Soucieux de former et de révéler de nouveaux talents, Le Parlement de Musique développe et se ressource en son atelier lyrique au rayonnement international, Génération Baroque. Il s’y élabore des projets singuliers, rafraîchissants, dans des lieux et devant des publics de tous âges, divers, parfois improbables, toujours conquis.

 

 


Présentation étendue
Le Parlement de Musique

Le nom est tout un symbole : à la croisée de cultures européennes, le Parlement de Musique est un ensemble dédié à la musique baroque et classique au fonctionnement souple, inventif, modulable, ouvert à la création et aux genres limitrophes, se dédiant à la recréation d’oeuvres méconnues tout comme à l’interprétation du grand répertoire.

Suivant le penchant marqué de Martin Gester pour le travail avec les chanteurs, l’ensemble cultive le riche répertoire lyrique menant des cantates profanes et des motets à l’opéra de Monteverdi à Mozart : oratorios de Carissimi, Charpentier, Scarlatti, Caldara, Haendel, J.S. Bach ; opéras – généralement stylisés – de Monteverdi, Charpentier, Telemann, Haendel, Mozart ; cantates de Monteverdi à Clérambault ou Haydn.
Le Parlement de Musique a révélé quantité de joyaux du répertoire vocal des Ospedali vénitiens, une mine inépuisable de chefs-d’œuvre (Vivaldi, Hasse, Jommelli, Porpora).

Plus récemment, il s’intéresse à l’exploration du théâtre musical inspiré de l’ « Opéra au salon » cher aux époques anciennes, et qui retrouve une nouvelle actualité. Il a porté régulièrement des éclairages originaux voire inattendus sur l’oeuvre de C.P.E Bach (Denis Diderot à Sophie Volland, De Bach à Bach) et sur celle de Mozart (Le Voyage de Mozart & Noël avec Mozart) entouré de ses modèles et de ses pairs : Sacchini, J.Christian Bach (Amadis de Gaule), Joseph et Michæl Haydn (Arianna a Naxos, L’Infedeltà Delusa…), I. Holzbauer (Der Tod der Dido), Georg Benda (Romeo und Julie).

Autour de Martin Gester organiste, l’ensemble illustre le répertoire de l’orgue entouré des voix sur les instruments historiques (disques Tempéraments-Radio France) et, au clavecin et au pianoforte, en compagnie aussi d’Aline Zylberajch, celui de la musique concertante pour 1 et 2 claviers (pianoforte, clavecins, Tangentenflügel dont les instruments de la famille Silbermann) de Couperin à la génération des fils de Bach et de Mozart (Haydn, Schobert, Rigel, Edelmann).
Régulièrement naissent des projets originaux tels Tenebræ, mise en regard des Lamentazioni per la Settimana Santa de Scarlatti avec la création de Gualtiero Dazzi Lichtzwang (Festival Musica) ; « MéditerranéeS » (chants d’amour des rives de la Méditerranée), Stabat Mater de Arvo Pärt & Pergolèse, création d’Anthony Fiumara autour des Leçons de Ténèbres de Couperin (Festival d’Utrecht), et , aujourd’hui, la collaboration avec le compositeur Zad Moultaka autour du Combattimento di Tancredi e di Clorinda de Monteverdi (Musica Strasbourg et Arsenal, Metz).

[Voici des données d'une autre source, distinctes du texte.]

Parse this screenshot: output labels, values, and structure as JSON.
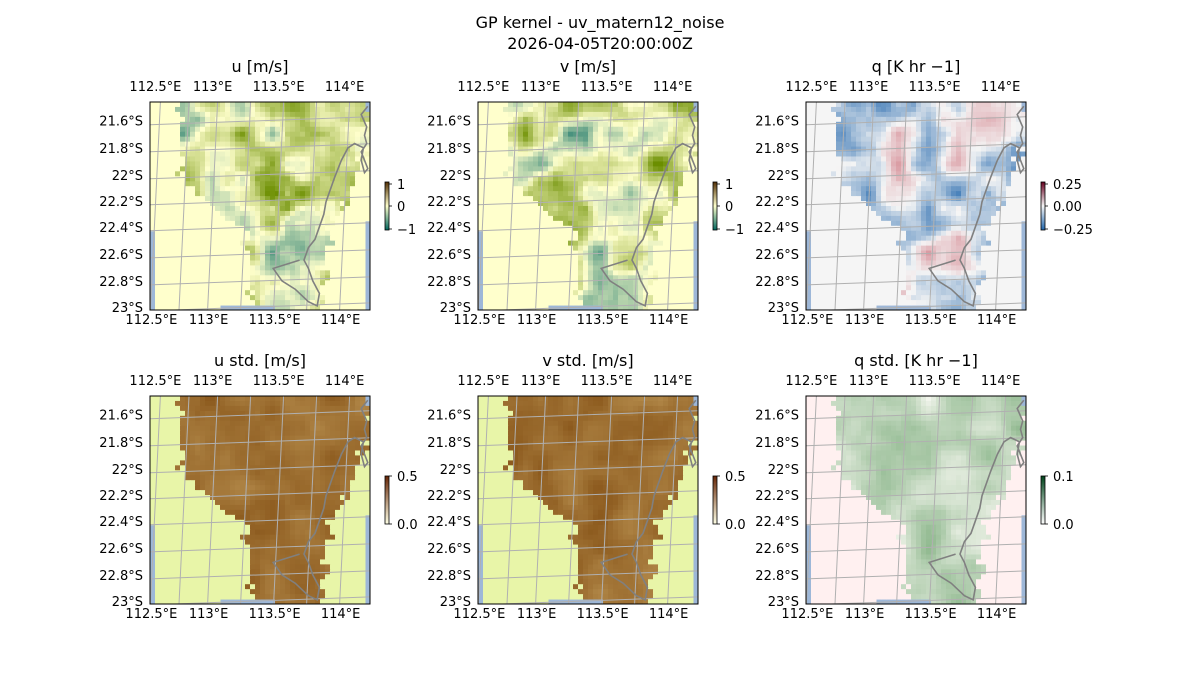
{
  "figure": {
    "title_line1": "GP kernel - uv_matern12_noise",
    "title_line2": "2026-04-05T20:00:00Z"
  },
  "lon_ticks": [
    "112.5°E",
    "113°E",
    "113.5°E",
    "114°E"
  ],
  "lat_ticks": [
    "21.6°S",
    "21.8°S",
    "22°S",
    "22.2°S",
    "22.4°S",
    "22.6°S",
    "22.8°S",
    "23°S"
  ],
  "panels": [
    {
      "key": "u",
      "title": "u [m/s]",
      "colormap": "brown-yellow-teal",
      "cbar_ticks": [
        "1",
        "0",
        "−1"
      ],
      "colors": {
        "low": "#01665e",
        "mid": "#ffffcc",
        "high": "#6b8e00"
      }
    },
    {
      "key": "v",
      "title": "v [m/s]",
      "colormap": "brown-yellow-teal",
      "cbar_ticks": [
        "1",
        "0",
        "−1"
      ],
      "colors": {
        "low": "#01665e",
        "mid": "#ffffcc",
        "high": "#6b8e00"
      }
    },
    {
      "key": "q",
      "title": "q [K hr −1]",
      "colormap": "red-white-blue",
      "cbar_ticks": [
        "0.25",
        "0.00",
        "−0.25"
      ],
      "colors": {
        "low": "#2166ac",
        "mid": "#f5f5f5",
        "high": "#b2182b"
      }
    },
    {
      "key": "u_std",
      "title": "u std. [m/s]",
      "colormap": "yellow-brown",
      "cbar_ticks": [
        "0.5",
        "0.0"
      ],
      "colors": {
        "low": "#e8f5a8",
        "high": "#8c5a1e"
      }
    },
    {
      "key": "v_std",
      "title": "v std. [m/s]",
      "colormap": "yellow-brown",
      "cbar_ticks": [
        "0.5",
        "0.0"
      ],
      "colors": {
        "low": "#e8f5a8",
        "high": "#8c5a1e"
      }
    },
    {
      "key": "q_std",
      "title": "q std. [K hr −1]",
      "colormap": "pink-green",
      "cbar_ticks": [
        "0.1",
        "0.0"
      ],
      "colors": {
        "low": "#fff0f0",
        "high": "#2e7d32"
      }
    }
  ],
  "colors": {
    "ocean": "#9db7d8",
    "grid": "#b0b0b0",
    "coast": "#808080",
    "axes": "#000000"
  }
}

Une quarantaine d’enregistrements discographiques pour les éditeurs Opus 111, Accord-Universal, Assai, Tempéraments Radio-France et Ambronay, émaillent une carrière riche en révélations et en inventions élogieusement salués par la critique internationale – notamment certaine Passion selon St Matthieu anonyme (1667) sortie des archives d’Uppsala (Suède), un CD (Accord) parmi les plus primés de l’histoire.

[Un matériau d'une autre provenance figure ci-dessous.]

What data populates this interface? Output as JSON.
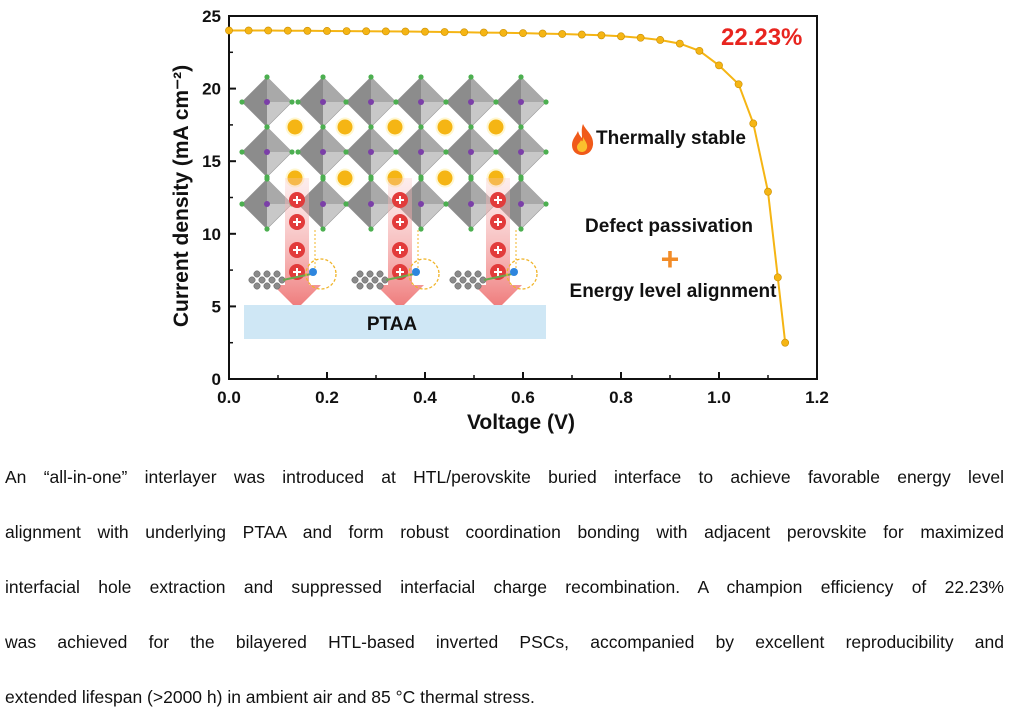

Son atelier lyrique « des 2 rives »  Génération Baroque, établi sur les trois pays bordant le Rhin supérieur avec le soutien spécial de deux fondations : Fondation Entente Franco-Allemande et Fondation Rhénane pour la Culture, est un lieu d’expérimentation, de formation, une tribune et un instrument de détection de talents : nombre d’artistes aujourd’hui reconnus y ont trouvé une source de formation et d’inspiration, et un terrain d’envol – rejoignant régulièrement les productions du Parlement de Musique.
Après, récemment, Haydn (L’Infedeltà delusa), Les Imbroglios de l’Amour, pasticcio tiré des opéras de Mozart avec le partenariat de l’Académie d’Ambronay, Alcina de Haendel à Suscinio et Vannes, et Acis & Galatea en Pologne lors du premier festival Poznań Baroque ; et, récemment, Orpheus de Telemann en France, en Allemagne et en Belgique, en 2015 l’Italiana in Londra de Domenico Cimarosa, en 2016 Alceste de Lully ; ce sera en 2017 Pimpinone de Telemann et Livietta e Tracollo de Pergolèse.